Il 4 aprile, OpenSea ha debuttato @openseapro, che è stato rinominato da Gem v2. OpenSea Pro offre strumenti di trading professionali, commissioni di mercato dello 0% e un prodotto aggregatore che aggrega oltre 170 mercati NFT a… pic.twitter.com/qoKbscd66m

— Delphi Digital (@Delphi_Digital) 18 aprile 2023

Gran parte della dinamica del mercato NFT ora dipende da come OpenSea decide di destreggiarsi tra la sua influenza a doppia piattaforma e come eviterà di apparire stantio ai commercianti e ai collezionisti che sta cercando di corteggiare e trattenere. Ironia della sorte, le crepe nella controversa strategia di fidelizzazione di Blur potrebbero finire per essere una lezione di cui beneficia OpenSea, sebbene la società non abbia ancora accennato a come migliorerà gli attuali modelli incentivati ​​​​da token (o anche se vuole andare in quella direzione) .
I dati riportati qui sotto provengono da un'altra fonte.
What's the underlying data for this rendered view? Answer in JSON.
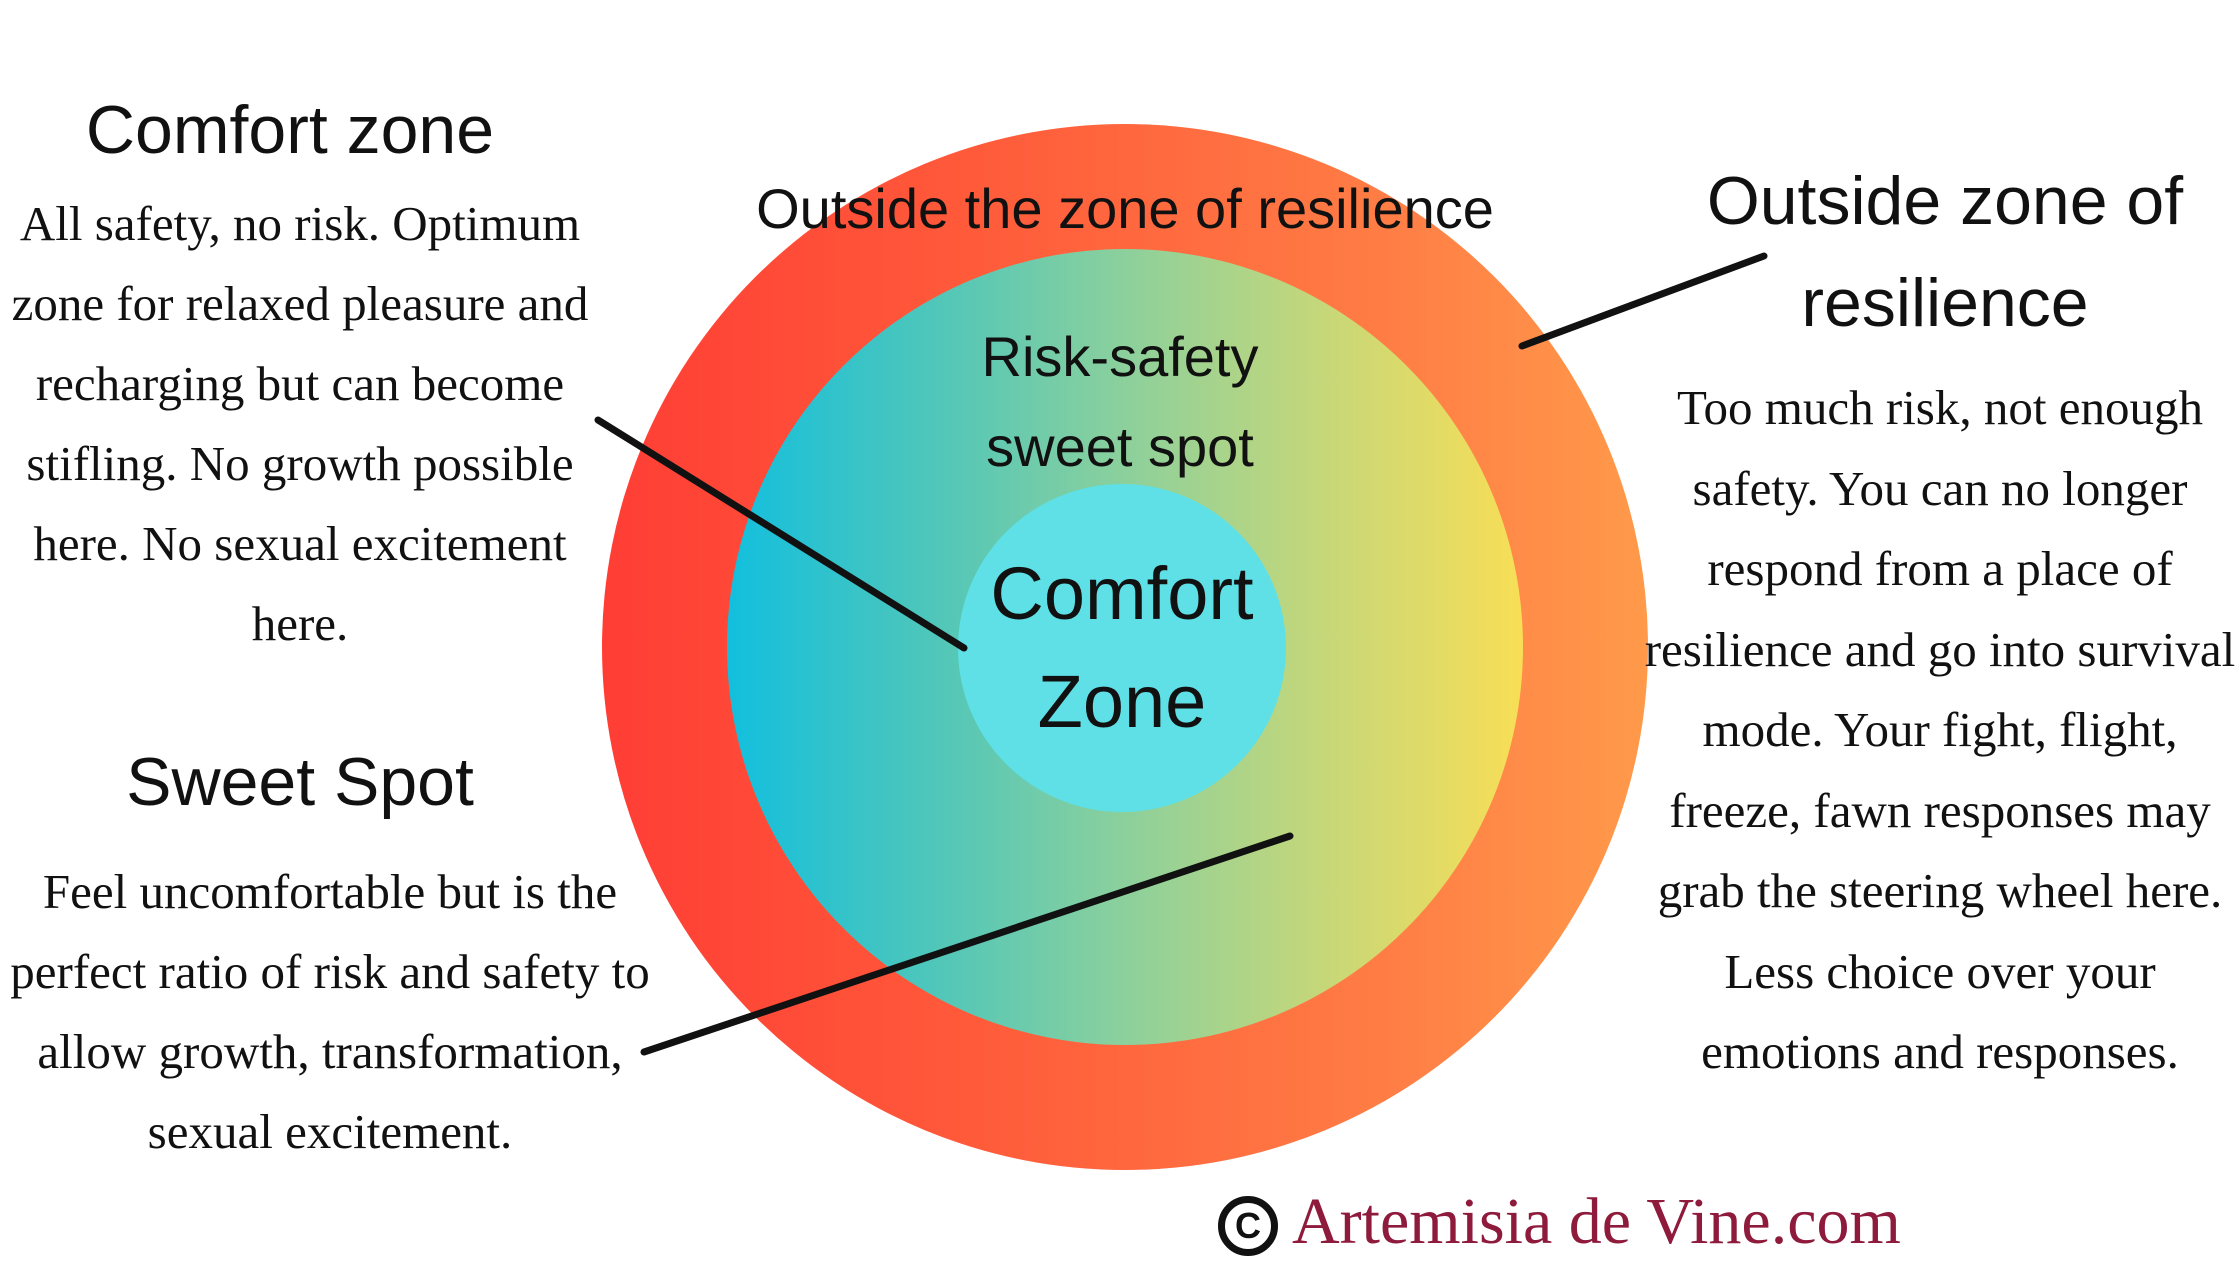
{
  "diagram": {
    "outer_ring_label": "Outside the zone of resilience",
    "middle_ring_label_line1": "Risk-safety",
    "middle_ring_label_line2": "sweet spot",
    "inner_circle_label_line1": "Comfort",
    "inner_circle_label_line2": "Zone",
    "colors": {
      "outer_ring_left": "#ff3d35",
      "outer_ring_right": "#ff9a4a",
      "middle_ring_left": "#12bfde",
      "middle_ring_right": "#f8de56",
      "inner_circle": "#5ee0e6",
      "credit_text": "#8e1a3c"
    }
  },
  "comfort_zone": {
    "title": "Comfort zone",
    "description": "All safety, no risk. Optimum zone for relaxed pleasure and recharging but can become stifling. No growth possible here. No sexual excitement here."
  },
  "sweet_spot": {
    "title": "Sweet Spot",
    "description": "Feel uncomfortable but is the perfect ratio of risk and safety to allow growth, transformation, sexual excitement."
  },
  "outside_zone": {
    "title_line1": "Outside zone of",
    "title_line2": "resilience",
    "description": "Too much risk, not enough safety. You can no longer respond from a place of resilience and go into survival mode. Your fight, flight, freeze, fawn responses may grab the steering wheel here. Less choice over your emotions and responses."
  },
  "credit": {
    "icon": "copyright-icon",
    "text": "Artemisia de Vine.com"
  }
}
Mercati NFT: rimodellare il panorama

L’ecosistema NFT si sta preparando per il 1 maggio, la data in cui Blur termina il suo sistema di premi a doppio punto per gli utenti. Questo sviluppo potrebbe avere ripercussioni significative nella più ampia comunità NFT e, come tale, tutti gli occhi sono puntati sulle due piattaforme. Quello che succede dopo è indovinato da chiunque.

A causa dell’impatto di Blur sul mercato dal suo arrivo lo scorso ottobre, è stato accettato che lo spazio NFT abbia spazio sufficiente per accogliere sia gli acquirenti al dettaglio che quelli pro-NFT. Allo stesso tempo, gli appassionati di Web3 non vogliono che i progetti NFT e la salute del mercato in generale siano troppo intrinsecamente legati all’attività pro-trader: market maker che possono spazzare via i prezzi minimi mentre inciampano su se stessi per inseguire token progettati per guadagnare la loro lealtà.
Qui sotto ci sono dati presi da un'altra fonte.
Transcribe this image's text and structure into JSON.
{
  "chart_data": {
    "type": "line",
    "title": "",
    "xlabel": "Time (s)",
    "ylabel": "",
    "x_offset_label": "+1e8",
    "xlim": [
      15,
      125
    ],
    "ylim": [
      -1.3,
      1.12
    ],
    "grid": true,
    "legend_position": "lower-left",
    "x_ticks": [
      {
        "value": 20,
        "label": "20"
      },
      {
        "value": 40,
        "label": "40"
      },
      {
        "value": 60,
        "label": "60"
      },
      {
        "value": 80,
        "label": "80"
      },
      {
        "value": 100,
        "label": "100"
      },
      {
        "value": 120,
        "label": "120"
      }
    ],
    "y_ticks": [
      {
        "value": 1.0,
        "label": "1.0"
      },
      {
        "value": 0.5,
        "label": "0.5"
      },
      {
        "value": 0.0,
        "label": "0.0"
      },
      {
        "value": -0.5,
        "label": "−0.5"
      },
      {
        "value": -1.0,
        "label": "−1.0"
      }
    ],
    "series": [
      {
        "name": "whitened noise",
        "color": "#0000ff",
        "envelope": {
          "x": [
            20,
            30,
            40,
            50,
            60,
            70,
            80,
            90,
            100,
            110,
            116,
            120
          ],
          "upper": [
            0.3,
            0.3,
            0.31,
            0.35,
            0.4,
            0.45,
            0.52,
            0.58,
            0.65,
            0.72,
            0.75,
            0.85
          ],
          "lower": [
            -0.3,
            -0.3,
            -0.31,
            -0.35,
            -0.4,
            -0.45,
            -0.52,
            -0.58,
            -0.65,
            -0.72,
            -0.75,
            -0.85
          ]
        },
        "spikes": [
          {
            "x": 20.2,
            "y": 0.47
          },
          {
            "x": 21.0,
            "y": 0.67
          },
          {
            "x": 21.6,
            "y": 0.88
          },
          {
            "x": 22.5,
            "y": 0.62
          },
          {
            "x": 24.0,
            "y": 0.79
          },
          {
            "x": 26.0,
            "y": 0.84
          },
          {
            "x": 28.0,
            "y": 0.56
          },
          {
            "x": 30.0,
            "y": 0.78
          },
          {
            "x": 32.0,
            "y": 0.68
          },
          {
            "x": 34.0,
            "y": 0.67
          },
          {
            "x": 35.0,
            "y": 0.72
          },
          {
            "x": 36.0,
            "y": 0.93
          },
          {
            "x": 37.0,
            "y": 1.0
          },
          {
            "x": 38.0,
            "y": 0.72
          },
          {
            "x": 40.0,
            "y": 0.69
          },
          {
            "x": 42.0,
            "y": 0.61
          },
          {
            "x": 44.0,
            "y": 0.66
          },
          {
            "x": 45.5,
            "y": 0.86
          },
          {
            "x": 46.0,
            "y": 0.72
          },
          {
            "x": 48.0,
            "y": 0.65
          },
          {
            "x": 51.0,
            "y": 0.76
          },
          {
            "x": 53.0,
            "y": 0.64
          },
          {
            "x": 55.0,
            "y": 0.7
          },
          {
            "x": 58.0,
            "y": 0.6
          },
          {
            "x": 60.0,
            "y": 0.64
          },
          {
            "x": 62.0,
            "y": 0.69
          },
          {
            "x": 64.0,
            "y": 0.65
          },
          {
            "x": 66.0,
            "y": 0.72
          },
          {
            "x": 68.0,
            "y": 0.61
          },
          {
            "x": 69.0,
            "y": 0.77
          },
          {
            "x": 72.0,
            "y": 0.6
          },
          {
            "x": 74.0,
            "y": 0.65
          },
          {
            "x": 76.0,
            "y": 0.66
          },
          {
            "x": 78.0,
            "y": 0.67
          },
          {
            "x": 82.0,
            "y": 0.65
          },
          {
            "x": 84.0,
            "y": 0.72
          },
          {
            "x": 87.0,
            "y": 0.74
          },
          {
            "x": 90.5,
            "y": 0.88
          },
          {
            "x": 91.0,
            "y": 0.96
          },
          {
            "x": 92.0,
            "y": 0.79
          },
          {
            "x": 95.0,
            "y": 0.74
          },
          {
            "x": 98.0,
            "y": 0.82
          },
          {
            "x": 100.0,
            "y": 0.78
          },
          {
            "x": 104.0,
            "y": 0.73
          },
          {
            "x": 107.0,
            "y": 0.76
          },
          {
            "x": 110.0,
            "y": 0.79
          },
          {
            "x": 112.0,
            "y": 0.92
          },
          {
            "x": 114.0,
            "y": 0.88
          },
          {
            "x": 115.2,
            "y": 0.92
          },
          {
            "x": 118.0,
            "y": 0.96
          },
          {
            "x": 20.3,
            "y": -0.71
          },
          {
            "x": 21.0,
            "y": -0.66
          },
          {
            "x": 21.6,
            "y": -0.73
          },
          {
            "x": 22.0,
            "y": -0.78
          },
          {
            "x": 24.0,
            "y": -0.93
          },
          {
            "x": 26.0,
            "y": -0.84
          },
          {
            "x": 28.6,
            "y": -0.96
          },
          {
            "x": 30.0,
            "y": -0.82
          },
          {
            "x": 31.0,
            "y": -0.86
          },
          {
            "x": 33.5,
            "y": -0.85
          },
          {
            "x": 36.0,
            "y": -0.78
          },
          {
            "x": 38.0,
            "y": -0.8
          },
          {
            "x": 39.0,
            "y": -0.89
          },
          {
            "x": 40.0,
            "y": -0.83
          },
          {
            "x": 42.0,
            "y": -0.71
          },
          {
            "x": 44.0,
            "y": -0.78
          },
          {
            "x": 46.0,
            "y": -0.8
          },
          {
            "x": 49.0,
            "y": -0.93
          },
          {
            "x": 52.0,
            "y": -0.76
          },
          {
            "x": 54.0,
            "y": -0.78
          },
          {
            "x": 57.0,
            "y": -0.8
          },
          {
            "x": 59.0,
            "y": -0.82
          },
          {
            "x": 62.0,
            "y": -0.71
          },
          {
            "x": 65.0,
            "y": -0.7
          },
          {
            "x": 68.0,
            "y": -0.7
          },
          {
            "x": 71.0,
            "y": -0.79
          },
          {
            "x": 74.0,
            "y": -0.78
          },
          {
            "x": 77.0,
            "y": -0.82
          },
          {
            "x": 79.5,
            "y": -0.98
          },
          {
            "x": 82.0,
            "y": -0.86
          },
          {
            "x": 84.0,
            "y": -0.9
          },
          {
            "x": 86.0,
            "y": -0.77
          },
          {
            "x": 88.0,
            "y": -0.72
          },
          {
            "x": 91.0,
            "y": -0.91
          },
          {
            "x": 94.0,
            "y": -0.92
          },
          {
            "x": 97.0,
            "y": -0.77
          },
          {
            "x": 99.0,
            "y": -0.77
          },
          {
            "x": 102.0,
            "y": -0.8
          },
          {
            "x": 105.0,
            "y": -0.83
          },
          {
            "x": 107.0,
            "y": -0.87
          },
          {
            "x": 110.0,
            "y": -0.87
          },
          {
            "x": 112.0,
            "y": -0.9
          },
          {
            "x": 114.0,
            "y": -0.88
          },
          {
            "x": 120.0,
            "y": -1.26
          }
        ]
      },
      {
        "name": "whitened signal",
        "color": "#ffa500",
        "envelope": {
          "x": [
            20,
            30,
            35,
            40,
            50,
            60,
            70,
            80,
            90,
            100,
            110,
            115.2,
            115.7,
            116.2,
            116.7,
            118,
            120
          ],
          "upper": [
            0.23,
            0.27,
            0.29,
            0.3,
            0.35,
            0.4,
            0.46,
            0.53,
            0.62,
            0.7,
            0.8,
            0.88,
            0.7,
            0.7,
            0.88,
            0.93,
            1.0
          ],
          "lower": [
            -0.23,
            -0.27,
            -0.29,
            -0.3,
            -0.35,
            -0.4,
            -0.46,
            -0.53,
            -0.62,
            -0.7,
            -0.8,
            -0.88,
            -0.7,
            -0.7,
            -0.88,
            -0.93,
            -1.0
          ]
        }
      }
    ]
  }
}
E, come sempre, le royalties dei creatori sono in bilico. I creativi non sono particolarmente contenti che lo 0,5 percento sia ora la nuova tariffa di base standard per le raccolte su piattaforme come OpenSea che non utilizzano strumenti di applicazione della catena. Ma tutto questo fa parte del panorama NFT che si sta risistemando dopo essere stato colpito dalla cometa che era Blur lo scorso autunno; è necessario più tempo per vedere se i creativi sfrutteranno la tendenza di creare i propri mercati per evitare di dover trattare con organizzazioni che non rispettano i creativi che hanno costruito lo spazio per cominciare.

Nonostante la tensione nell’aria, è un momento dinamico per far parte di Web3. Entro la fine dell’anno, il paesaggio potrebbe essere del tutto irriconoscibile.

Il post OpenSea Pro: la risposta del gigante NFT al blur? apparso per la prima volta su nft now.